Considerando il contesto presentato, è necessario ricordare che, in un certo senso, l’influenza mistica presente nel pensiero quotidiano del popolo brasiliano, e anche, nelle loro azioni, ha raggiunto lo spazio anche all’interno di questo movimento, guidandoli verso strane credenze e pratiche distorte. Così, il contesto teologico in cui si incontrano le chiese neopentecostali rivela la necessità di una riflessione critica alla ricerca della verità che possa condurli a tornare all’essenza del vangelo di Cristo. Pertanto, il grande dilemma sta in quella che sarebbe la principale differenza teologica tra la chiesa antica e le chiese neopentecostali, e anche sta alla riflessione su quali confutazioni sono necessarie per la soluzione di questo errore dottrinale. Pensare a tali distinzioni giustifica la pertinenza del presente studio.

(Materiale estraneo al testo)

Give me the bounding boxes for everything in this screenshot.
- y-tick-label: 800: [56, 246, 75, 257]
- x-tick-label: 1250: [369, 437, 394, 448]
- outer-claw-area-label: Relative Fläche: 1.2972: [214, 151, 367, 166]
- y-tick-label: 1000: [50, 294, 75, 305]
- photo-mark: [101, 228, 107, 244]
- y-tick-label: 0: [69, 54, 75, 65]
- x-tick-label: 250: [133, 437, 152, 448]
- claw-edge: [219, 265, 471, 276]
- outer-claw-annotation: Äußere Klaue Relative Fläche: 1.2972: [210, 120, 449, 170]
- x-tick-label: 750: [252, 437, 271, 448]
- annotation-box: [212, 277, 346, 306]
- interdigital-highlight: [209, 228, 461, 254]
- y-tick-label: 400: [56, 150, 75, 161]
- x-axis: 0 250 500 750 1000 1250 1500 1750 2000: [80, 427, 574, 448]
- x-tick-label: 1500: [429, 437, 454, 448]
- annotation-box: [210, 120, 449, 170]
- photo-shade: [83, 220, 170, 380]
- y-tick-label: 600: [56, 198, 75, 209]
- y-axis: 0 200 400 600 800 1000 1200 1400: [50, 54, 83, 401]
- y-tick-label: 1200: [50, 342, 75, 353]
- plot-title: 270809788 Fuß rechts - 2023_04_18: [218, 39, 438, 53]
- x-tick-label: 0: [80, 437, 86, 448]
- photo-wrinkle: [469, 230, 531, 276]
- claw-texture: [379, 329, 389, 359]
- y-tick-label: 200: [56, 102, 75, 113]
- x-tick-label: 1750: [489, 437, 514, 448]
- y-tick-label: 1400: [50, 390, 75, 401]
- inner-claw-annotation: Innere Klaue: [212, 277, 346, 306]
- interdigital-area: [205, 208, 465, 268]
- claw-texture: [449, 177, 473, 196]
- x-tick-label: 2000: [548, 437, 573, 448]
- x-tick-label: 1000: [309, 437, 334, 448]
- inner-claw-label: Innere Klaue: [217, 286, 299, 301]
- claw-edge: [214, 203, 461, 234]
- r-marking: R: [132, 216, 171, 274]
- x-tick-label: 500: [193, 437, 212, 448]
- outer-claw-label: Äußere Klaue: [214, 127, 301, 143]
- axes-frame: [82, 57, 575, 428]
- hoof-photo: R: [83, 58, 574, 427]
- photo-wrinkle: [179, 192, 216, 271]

Questo studio mira a presentare le principali denominazioni del movimento neopentecostale brasiliano, identificare le sue principali credenze e incongruenze dottrinali riguardo alla prosperità materiale, una questione che ha avuto la maggiore attenzione alle liturgie, intervallando questo pensiero teologico con verità bibliche al fine di fornire insegnamento e riflettere sulla pratica dei cristiani della Chiesa del I secolo. Il metodo utilizzato nella ricerca era il bibliografico, utilizzando libri e siti web elettronici come base per ottenere gli elementi storici, per la mappatura delle liturgie e dei costumi, per la raccolta di informazioni, e anche la Sacra Bibbia fu utilizzata come fonte per la costruzione dei principi necessari per le corrette confutazioni, e furono evidenziati anche alcuni esempi pratici dei primi cristiani della storia.

2. SVILUPPO

Secondo Freston (1993), il pentecostalismo brasiliano può essere compreso attraverso l’impianto di chiese specifiche nel secolo scorso, in tre momenti diversi (pentecostalismo, deuteropentecostalismo e neopentecostalismo). Il primo momento durò circa quarant’anni e fu segnato dall’enfasi sul dono delle lingue (come descritto nei libri di Marco 16:17 e Atti 2:4), a partire dalla Congregazione Cristiana, fondata nel 1910 a São Paulo, e dall’Assemblea di Dio nel 1911 a Pará. Il secondo momento comprende i decenni del 50 e 60 ed è stato segnato dall’enfasi sul dono della guarigione (secondo i libri di Marco 16:18 e 1 Corinzi 12:9), avendo come protagonisti principali le chiese quadrangolari, fondata nel 1951, São Paulo, Brasile per Cristo nel 1955, São Paulo, Dio è amore nel 1962, São Paulo e Casa della Benedizione nel 1964 , Minas Gerais.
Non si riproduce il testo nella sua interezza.